3 bamboo; mutluluk, bolluk, uzun ömür,
6 bamboo; başarı ve refah
7 bamboo; sağlık
8 bamboo; büyümeyi ebedileştirmek
10 bamboo; tamamlılık ve mükemmellik...

bu durumda bir tane bamboo aldığıma göre, bana pek bir şey kazandırmayacak gibi görünüyor. yarın üçe tamamlasam desem de; normalinden ucuz olduğu düşünülen bamboolar çooktan tükenmiştir. ertesi güne hiç bir şey kalmaz.

en iyisi, bir tane olan bambooma, sevdiğim diziyle örtüşen ' bana şans dile' ismini takayım da onunla aramda özel bir bağ oluşturayım. yapraklarını hiç kesmeyeyim de bana gelecek olan şansı ve bereketi yok etmeyeyim.

6 Ara 2007

bu gün okulda öğle sonu halk oyunları egzersiz çalışmam vardı. çocukları koridora topladığım sırada, dış kapıdan bir bağırtı geldi; 'A..NA GODUĞUMUN ÇOCUĞUUU!!!'

'ihh!, aman! bu da ne?' diyerek etrafıma bakındım. önce çocuğu gördüm; omuzları iyice düşmüş, sapsarı kesilmiş bir vaziyette arada arkasına bakarak merdivenlere doğru seyirtti. korkudan ve utancından etrafına bakamıyordu. o merdivenlerde, çocuğun hayatının heba olup gittini hissettim.
sesin sahibi de arkadan çocuğu takip ediyordu. elinde uzun bir hortum olmasına rağmen beklediğim bir canavara benzemiyordu. tam tersine adamın görüntüsü, üzerindeki eskimiş ceketle, düşük omuzları ve zayıf bedeniyle bana çok dokundu. ikisinin durumu çok ağırdı.

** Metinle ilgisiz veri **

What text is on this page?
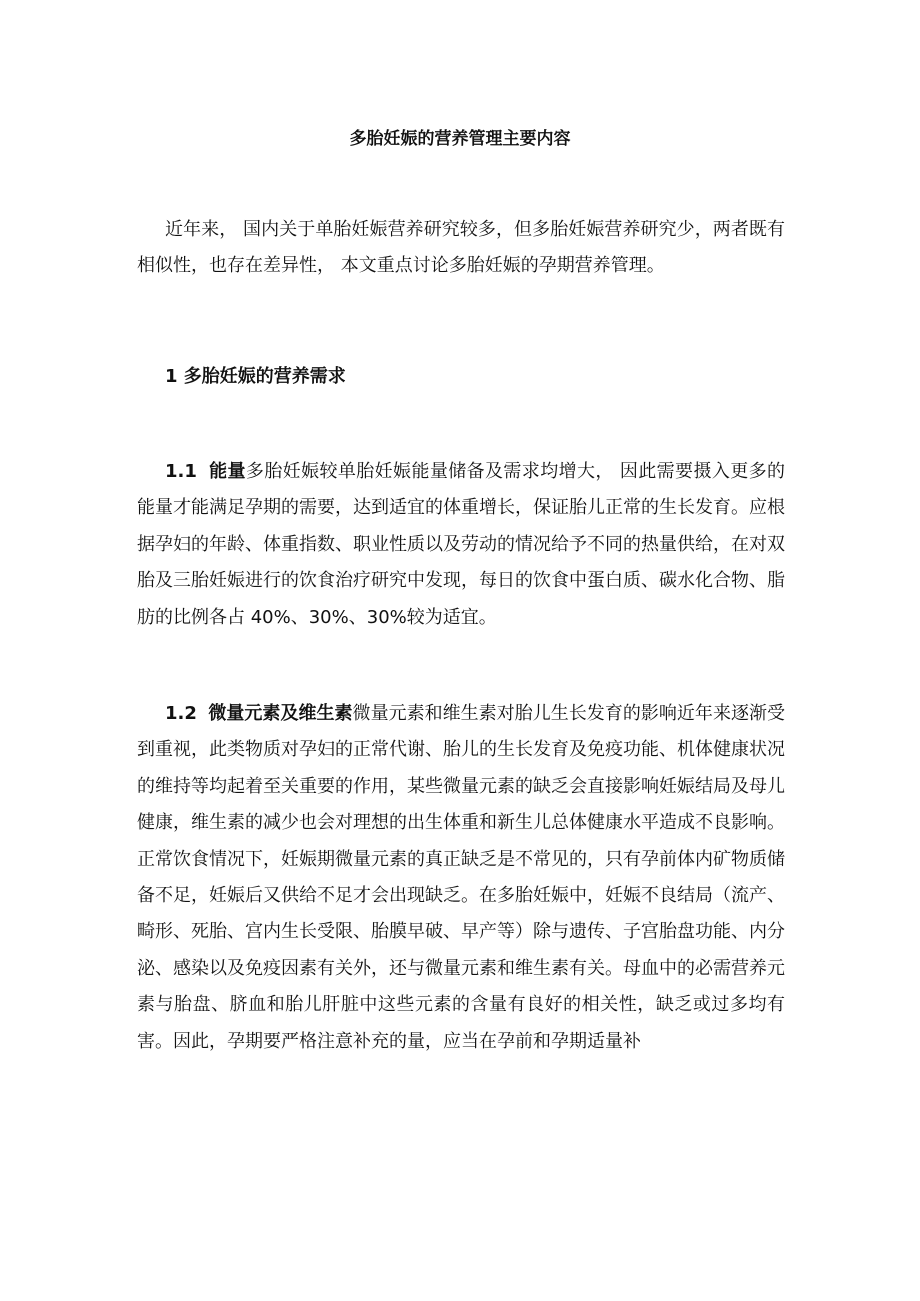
多胎妊娠的营养管理主要内容

近年来， 国内关于单胎妊娠营养研究较多，但多胎妊娠营养研究少，两者既有相似性，也存在差异性， 本文重点讨论多胎妊娠的孕期营养管理。

1 多胎妊娠的营养需求

1.1 能量多胎妊娠较单胎妊娠能量储备及需求均增大， 因此需要摄入更多的能量才能满足孕期的需要，达到适宜的体重增长，保证胎儿正常的生长发育。应根据孕妇的年龄、体重指数、职业性质以及劳动的情况给予不同的热量供给，在对双胎及三胎妊娠进行的饮食治疗研究中发现，每日的饮食中蛋白质、碳水化合物、脂肪的比例各占 40%、30%、30%较为适宜。

1.2 微量元素及维生素微量元素和维生素对胎儿生长发育的影响近年来逐渐受到重视，此类物质对孕妇的正常代谢、胎儿的生长发育及免疫功能、机体健康状况的维持等均起着至关重要的作用，某些微量元素的缺乏会直接影响妊娠结局及母儿健康，维生素的减少也会对理想的出生体重和新生儿总体健康水平造成不良影响。正常饮食情况下，妊娠期微量元素的真正缺乏是不常见的，只有孕前体内矿物质储备不足，妊娠后又供给不足才会出现缺乏。在多胎妊娠中，妊娠不良结局（流产、畸形、死胎、宫内生长受限、胎膜早破、早产等）除与遗传、子宫胎盘功能、内分泌、感染以及免疫因素有关外，还与微量元素和维生素有关。母血中的必需营养元素与胎盘、脐血和胎儿肝脏中这些元素的含量有良好的相关性，缺乏或过多均有害。因此，孕期要严格注意补充的量，应当在孕前和孕期适量补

sonradan edindiğim bilgilere göre; çocuk 'matematik kursuna gidiyorum.' diye, her gün babasından aldığı parayı internet kafede harcıyormuş. okulun şikayeti üzerine baba, çocuğu takip ediyor, internet kafede yakalıyor. bunun üzerine de çıldırıyor. elindeki hortumla, yolda döve döve okula getiriyor.
o an okulda hayat durdu, herkes film seyrediyordu.

çıldırmak an meselesi...

5 Ara 2007

3 Ara 2007

akşama doğru, şöyle bir yürüyeyim dedim. özellikle müstakil evlerin olduğu sokaklardan geçmeyi tercih ettim. burnuma bazen yemek kokuları, bazen de yeni yanmaya başlamış olan kömür kokusu geldi.

kömür kokusu bana gençliğimi hatırlattı. ilk defa üniversiteye gittiğimde tanımıştım kömürü ve kokusunu. çünkü bizim oralarda kömür yakılmazdı. kışları sert geçmediğinden, odun tercih edilirdi.
akşam üzerleri, güneşin solgun ışınları eşliğide, o kıraç dağların çevrelediği burdur sokaklarında yürürken tanımadığım kömür kokusu, bulunduğum yere ne kadar yabancı olduğumu hissettirirdi. annemi özlerdim o zaman.

şimdi de kömür kokusu, bu leblebi diyarında ne kadar yalnız olduğumu hissettirdi tekrar.